How I Face the Fear of Human Resources.

{This part is about dealing with the scariest, most frightening walks that an employee can encounter; requesting extended leave from Human Resources. This was written prior to my surgery, stay tuned for the continuation of the Days of Our Human Resources.}

I am taking my daughter and her friends shopping at the mall. This will be a good walk because it has been cold and raining making it difficult to visit the parks. There isn’t much nature at the mall, but the controlled climate will make for a drier walk. We park and walk to their favorite fashionable store. I am glad to arrive because walking is painful today, but a shopping promise is a shopping promise. I cannot allow my disability to deny my daughter the simple pleasure of shopping with her friends.

I wait outside the entrance to their favorite store, near the benches. I lean on the railing. While waiting for them. I stare over the balcony of the third floor – – all the way down to Macy’s ground floor entrance. Fear runs through me. There is no reason for the fear. I am not afraid of heights, but the third floor at the mall is disorienting. The parks aren’t like that. They are predictable, comfortable, and the terrain is manageable. I say that because my damp shoes keep ‘catching’ on the polished tile floor, causing little jabs of pain in my hip. It makes me afraid that I will trip and fall.

Another bit of fear runs through me. The surgery date is moving closer and closer. But that isn’t my biggest fear. The one that scares me the most is talking to Human Resources. The last time I had a hip surgery my job was eliminated, so this isn’t an irrational fear like the bone-cracking view on the third floor.

When I am feeling nervous about work things, I like to bolster my confidence before going to talk to Human Resources about anything. For me, it helps to focus on my not having to be an Olympic athlete to be a valued employee. I only have to be a valued employee qualified to get the job the way the employer wants it done. Before I spoke with them earlier I ran a few past compliments through my mind to help make sure I could help ease the concerns that H.R. may have about my ability to make sure my position is ready for me to take leave, and that I will be ready to come back soon. Some notes on past evaluations state:

“I can give you any task and be assured it will be done correctly and to policy.”

“You have awesome phone answering skills with angry or panicked students.”

“I love your blog, I could almost see the squirrels interacting with each other in your ‘A River Runs Through It’ post.”

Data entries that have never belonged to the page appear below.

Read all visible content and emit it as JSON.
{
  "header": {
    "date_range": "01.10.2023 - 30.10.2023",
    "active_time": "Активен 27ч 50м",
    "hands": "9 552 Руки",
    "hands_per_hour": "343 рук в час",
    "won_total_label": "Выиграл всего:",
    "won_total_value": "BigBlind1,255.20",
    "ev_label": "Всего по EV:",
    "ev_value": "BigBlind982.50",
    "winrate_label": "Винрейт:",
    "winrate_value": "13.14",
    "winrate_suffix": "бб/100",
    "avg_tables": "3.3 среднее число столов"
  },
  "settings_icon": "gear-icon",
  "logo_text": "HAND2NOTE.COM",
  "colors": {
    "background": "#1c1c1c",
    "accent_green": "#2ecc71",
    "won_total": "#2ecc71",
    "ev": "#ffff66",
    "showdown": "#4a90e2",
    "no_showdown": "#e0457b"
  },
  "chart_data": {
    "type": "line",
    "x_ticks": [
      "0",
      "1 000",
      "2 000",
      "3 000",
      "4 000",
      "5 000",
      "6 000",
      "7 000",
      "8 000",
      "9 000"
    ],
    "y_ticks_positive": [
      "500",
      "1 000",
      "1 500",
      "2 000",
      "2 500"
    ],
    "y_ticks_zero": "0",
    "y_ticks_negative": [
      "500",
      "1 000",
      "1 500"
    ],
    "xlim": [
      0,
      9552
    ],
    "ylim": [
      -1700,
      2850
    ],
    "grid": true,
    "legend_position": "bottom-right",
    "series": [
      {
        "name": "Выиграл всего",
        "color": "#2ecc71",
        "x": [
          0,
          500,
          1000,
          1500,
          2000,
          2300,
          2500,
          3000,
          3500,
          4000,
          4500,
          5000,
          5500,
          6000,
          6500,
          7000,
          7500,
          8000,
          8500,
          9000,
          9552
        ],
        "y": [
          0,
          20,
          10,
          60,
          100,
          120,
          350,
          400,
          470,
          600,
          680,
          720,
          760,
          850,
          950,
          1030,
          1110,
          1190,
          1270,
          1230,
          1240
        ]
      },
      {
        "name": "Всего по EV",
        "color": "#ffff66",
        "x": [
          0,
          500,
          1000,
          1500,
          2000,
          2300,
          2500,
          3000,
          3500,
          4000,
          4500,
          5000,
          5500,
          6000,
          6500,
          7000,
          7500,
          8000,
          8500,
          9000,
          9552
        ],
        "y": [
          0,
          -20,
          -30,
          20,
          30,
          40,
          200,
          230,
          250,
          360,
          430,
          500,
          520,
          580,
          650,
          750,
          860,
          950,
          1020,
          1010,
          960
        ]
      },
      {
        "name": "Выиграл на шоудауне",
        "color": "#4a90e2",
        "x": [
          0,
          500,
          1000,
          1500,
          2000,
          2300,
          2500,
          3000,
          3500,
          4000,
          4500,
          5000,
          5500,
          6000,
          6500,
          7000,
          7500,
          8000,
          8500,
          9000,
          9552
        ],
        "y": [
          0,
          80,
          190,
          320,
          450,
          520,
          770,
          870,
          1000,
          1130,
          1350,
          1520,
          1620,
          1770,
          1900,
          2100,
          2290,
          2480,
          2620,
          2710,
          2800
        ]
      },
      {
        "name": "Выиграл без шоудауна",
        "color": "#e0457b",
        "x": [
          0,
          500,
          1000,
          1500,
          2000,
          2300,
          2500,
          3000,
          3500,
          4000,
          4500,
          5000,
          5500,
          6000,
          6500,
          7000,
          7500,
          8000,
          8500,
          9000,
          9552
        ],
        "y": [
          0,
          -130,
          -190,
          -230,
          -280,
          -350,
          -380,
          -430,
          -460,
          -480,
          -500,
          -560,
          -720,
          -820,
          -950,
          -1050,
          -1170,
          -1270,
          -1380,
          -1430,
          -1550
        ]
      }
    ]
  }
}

Give yourself a good pep talk before you go in, with at least three compliments in mind. Remind yourself that you are a valued employee. The compliments aren’t to be self-centered, it’s to help you center yourself around your position. See your place at work, know your value, and be able to communicate that value.

My new and fragile writing career just received a new five-star review on Amazon and a four star one form a hard to please the professor. As a bonus, I am a cheap employee since my benefits still carry over from my law enforcement career. I am qualified to do many things, and I strive to do a good job because of my disability instead of leaning on it to say ‘I can’t do that.’

I have found that a positive attitude will help with the leave, and it will help you get back in the groove after the surgery too. Don’t make yourself a sun god – but don’t talk yourself down either.

Here are two links to career advice on taking extended leave. If you cannot access them, a quick search should turn up some great articles from official human resource people. I am not a human resources specialists – my experience is from the ‘other’ side of the playing field.



I lean against the railing, letting the stress of the meeting fade away as I turn my attention back to enjoying my weekend. A dad standing not far away is also looking over the edge. He moves to lean on the entrance of the store, further away from the railing. Another dad passes by with his little son. The son is plastered to the glass overlooking the third floor, dad is patting his back. The son cries, and dad picks him up carrying him off toward the food court. Another dad walks up with three teen girls. I smile. He is nowhere near the edge of the railing, but the look on his face would suggest he is dangling over it. He leans against the store entrance staring back into the store as his teens leave him to shop. His eyes are trained over to the railing.

Hum, apparently, I am not the only one with third-floor issues. That is when I thought that maybe I would include a ‘walk’ to H.R. in my journal. If I am afraid, then I know others will be as well. As an advantage – I have been through this before – twice.

My daughter and her friends come out from the shop with their packages and we head to the food court for a snack – far away from the view, or images of falling over the railing.

Disability isn’t an inability to get the job done.

Speaking of that, may I recommend you change your shower curtain a few days before the surgery (if you can do so safely.) It’s another unexpected thing you get up close and personal with during recovery.